Negli ultimi anni, l’attenzione della comunità medico-scientifica si è focalizzata in maniera crescente sulla Nutrizione di precisione – cui è stata dedicata una sessione nel XLIV Congresso Nazionale della Società Italiana di Nutrizione Umana – SINU, ospitato a Piacenza tra il 4 e il 6 giugno – che ha messo in evidenza le principali evidenze in argomento.

La nutrizione di precisione punta ad interventi nutrizionali personalizzati partendo dal presupposto che i meccanismi alla base degli effetti degli alimenti e dei nutrienti sulla salute variano tra gli individui in base alle caratteristiche personali degli stessi.

Un elemento quest’ultimo che acquisisce crescente centralità nel diabete – una delle patologie croniche più diffuse al mondo, con preoccupanti previsioni di crescita nel medio periodo e un burden sociale, sanitario ed economico molto importante – influenzato in modo determinante dal cibo che i pazienti assumono.
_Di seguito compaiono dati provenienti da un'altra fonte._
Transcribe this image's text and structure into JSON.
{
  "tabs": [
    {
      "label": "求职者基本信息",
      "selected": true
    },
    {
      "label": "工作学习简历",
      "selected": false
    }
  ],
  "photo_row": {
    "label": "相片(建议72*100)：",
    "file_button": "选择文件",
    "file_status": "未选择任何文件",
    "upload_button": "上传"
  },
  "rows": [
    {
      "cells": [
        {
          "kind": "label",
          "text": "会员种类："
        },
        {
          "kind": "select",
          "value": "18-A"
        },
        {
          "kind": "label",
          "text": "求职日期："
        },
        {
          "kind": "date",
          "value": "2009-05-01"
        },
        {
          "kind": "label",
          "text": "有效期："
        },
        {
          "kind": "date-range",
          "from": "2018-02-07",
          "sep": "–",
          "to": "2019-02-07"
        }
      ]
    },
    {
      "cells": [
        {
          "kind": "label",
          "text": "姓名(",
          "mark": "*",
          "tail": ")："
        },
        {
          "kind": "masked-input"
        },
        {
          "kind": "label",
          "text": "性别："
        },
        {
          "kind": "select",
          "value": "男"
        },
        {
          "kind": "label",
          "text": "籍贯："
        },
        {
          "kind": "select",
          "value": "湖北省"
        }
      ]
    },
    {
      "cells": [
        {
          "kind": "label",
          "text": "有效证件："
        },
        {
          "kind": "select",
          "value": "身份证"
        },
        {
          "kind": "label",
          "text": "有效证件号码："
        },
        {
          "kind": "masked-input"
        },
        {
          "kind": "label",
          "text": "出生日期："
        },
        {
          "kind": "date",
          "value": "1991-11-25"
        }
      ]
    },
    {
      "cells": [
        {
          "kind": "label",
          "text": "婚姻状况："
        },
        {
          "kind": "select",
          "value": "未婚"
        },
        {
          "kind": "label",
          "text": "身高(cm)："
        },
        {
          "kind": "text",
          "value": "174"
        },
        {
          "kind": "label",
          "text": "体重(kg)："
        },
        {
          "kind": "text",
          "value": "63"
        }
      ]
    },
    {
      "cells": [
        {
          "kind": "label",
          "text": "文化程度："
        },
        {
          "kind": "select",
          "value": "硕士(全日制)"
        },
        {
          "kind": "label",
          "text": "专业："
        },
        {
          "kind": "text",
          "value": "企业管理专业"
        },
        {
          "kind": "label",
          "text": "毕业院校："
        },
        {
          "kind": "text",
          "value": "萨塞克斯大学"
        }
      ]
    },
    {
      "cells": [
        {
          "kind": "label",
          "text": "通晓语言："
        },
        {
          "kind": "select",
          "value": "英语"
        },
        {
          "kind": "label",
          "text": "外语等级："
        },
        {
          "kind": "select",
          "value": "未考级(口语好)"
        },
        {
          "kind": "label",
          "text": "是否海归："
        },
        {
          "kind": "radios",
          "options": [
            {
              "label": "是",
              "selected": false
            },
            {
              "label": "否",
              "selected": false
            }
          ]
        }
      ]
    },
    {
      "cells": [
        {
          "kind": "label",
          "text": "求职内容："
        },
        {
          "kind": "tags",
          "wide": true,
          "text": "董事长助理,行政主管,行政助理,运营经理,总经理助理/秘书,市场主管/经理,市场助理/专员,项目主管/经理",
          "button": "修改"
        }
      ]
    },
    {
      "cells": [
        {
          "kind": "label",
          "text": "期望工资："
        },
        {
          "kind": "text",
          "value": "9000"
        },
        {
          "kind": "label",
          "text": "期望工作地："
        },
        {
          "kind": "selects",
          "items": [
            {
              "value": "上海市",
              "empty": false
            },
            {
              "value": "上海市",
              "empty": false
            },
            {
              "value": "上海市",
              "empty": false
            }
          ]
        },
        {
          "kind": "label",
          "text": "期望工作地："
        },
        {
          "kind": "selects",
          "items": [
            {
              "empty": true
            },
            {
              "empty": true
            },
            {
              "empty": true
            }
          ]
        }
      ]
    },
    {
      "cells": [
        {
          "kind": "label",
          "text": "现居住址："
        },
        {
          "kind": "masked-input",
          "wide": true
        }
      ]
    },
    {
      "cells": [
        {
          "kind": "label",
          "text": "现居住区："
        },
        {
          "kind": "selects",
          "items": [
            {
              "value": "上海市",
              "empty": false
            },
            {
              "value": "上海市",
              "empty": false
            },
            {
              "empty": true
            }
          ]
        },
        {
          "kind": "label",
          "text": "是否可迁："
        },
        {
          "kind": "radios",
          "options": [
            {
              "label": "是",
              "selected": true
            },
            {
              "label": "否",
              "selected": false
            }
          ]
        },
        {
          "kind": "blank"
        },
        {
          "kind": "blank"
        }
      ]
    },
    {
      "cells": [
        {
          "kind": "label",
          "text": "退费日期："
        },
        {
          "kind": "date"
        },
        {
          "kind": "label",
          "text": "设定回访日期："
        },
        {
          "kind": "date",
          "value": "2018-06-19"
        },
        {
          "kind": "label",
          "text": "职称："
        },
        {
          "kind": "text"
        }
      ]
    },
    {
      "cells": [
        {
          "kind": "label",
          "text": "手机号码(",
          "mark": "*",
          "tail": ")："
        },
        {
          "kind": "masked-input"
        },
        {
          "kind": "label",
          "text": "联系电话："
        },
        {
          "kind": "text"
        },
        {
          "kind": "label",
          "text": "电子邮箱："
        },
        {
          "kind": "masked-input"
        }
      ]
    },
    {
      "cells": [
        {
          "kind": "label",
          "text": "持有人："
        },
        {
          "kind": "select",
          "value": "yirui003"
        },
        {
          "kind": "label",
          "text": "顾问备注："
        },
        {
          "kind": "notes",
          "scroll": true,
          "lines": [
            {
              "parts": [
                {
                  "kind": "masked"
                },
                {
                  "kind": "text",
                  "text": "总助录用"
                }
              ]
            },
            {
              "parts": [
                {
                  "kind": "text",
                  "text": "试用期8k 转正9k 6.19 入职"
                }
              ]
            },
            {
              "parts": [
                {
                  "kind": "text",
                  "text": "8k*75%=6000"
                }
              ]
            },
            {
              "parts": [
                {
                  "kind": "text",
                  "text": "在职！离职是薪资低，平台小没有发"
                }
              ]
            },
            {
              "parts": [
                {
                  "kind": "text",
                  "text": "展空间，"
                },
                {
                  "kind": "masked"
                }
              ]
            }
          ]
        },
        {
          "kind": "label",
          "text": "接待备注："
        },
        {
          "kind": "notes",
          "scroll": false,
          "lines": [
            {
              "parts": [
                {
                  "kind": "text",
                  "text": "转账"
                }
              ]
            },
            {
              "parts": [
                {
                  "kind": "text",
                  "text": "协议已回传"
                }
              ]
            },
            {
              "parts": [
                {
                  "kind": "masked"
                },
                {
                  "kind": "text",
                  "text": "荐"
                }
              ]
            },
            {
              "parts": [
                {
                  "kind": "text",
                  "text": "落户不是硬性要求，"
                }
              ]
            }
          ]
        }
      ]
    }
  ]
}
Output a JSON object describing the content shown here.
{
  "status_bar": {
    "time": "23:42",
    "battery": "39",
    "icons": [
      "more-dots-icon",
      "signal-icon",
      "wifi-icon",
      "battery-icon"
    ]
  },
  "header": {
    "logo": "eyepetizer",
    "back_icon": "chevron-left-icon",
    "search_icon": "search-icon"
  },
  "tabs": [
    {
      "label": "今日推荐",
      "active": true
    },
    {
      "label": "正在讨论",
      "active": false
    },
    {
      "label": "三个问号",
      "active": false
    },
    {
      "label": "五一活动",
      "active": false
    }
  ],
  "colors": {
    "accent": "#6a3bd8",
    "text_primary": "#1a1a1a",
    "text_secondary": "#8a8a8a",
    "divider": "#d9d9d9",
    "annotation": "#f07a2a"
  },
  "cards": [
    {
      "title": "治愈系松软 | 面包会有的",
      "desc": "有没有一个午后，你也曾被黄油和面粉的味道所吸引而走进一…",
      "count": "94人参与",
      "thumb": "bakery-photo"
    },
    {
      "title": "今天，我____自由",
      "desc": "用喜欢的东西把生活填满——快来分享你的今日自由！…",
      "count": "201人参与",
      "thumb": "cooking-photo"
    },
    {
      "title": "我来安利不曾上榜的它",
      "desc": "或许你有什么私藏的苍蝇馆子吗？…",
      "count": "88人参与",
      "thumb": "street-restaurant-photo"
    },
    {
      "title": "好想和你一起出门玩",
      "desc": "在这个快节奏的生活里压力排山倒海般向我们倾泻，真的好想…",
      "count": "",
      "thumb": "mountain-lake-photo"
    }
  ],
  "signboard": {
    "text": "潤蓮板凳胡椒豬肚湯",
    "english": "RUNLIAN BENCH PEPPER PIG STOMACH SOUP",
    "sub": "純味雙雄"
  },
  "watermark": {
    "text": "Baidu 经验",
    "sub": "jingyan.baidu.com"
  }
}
Ne consegue che, un approccio nutrizionale personalizzato può aiutare questi pazienti da una parte nella gestione della patologia e dall’altra concorrere a prevenirne lo sviluppo.

Il diabete, una patologia con cause eterogenee

Le attuali conoscenze evidenziano sempre più come il diabete sia una malattia dalle cause molto eterogenee. Questo implica che i fattori che contribuiscono alla sua gravità differiscono da persona a persona. E’, quindi, probabile che gli alimenti svolgano un ruolo diverso nei diversi soggetti, interagendo con la genetica o con altre caratteristiche individuali quali l’età, il sesso, l’etnia, la composizione del microbiota intestinale.

L’influenza di fattori individuali sulle variazioni glicemiche post prandiali

Queste tematiche sono tuttora oggetto di ricerca, anche se già oggi studi molto ampi di popolazione hanno evidenziato i benefici della dieta Mediterranea: difatti, tra coloro che seguono questo regime alimentale, anche quanti geneticamente predisposti sviluppano il diabete in una percentuale significativamente minore di casi rispetto a quanti seguono altri tipi di diete. 

Altresì, studi sperimentali condotti presso l’Università di Napoli “Federico II” hanno messo in luce come le caratteristiche individuali influenzino l’entità e le caratteristiche temporali dell’aumento della glicemia che si verifica dopo l’assunzione del pasto. 

Le variazioni glicemiche – alla base delle complicanze della patologia – sono, ad esempio, influenzate dal genere: le donne, rispetto agli uomini, sperimentano un aumento postprandiale della glicemia più marcato e repentino. Alla luce di ciò, appare preferibile che le stesse seguano una dieta a basso indice glicemico per evitare pericolosi ‘picchi’ dopo i pasti.

Un altro studio ha riguardato l’influenza del microbiota intestinale sulla risposta glicemica postprandiale.

Tra i pazienti con diabete di tipo 1, è emerso che una maggiore abbondanza di specie batteriche benefiche produttrici di idrossibutirrato, come è il caso dell’Eubacterium rectale, determina un incremento minore della glicemia dopo i pasti. 

Questi risultati aprono la strada a terapie sempre più personalizzate che andranno ad impattare positivamente sia sugli esiti di salute dei pazienti, sia sul sistema sanitario nel suo complesso grazie anche ad un importante contenimento dei costi dovuti alle complicanze della patologia.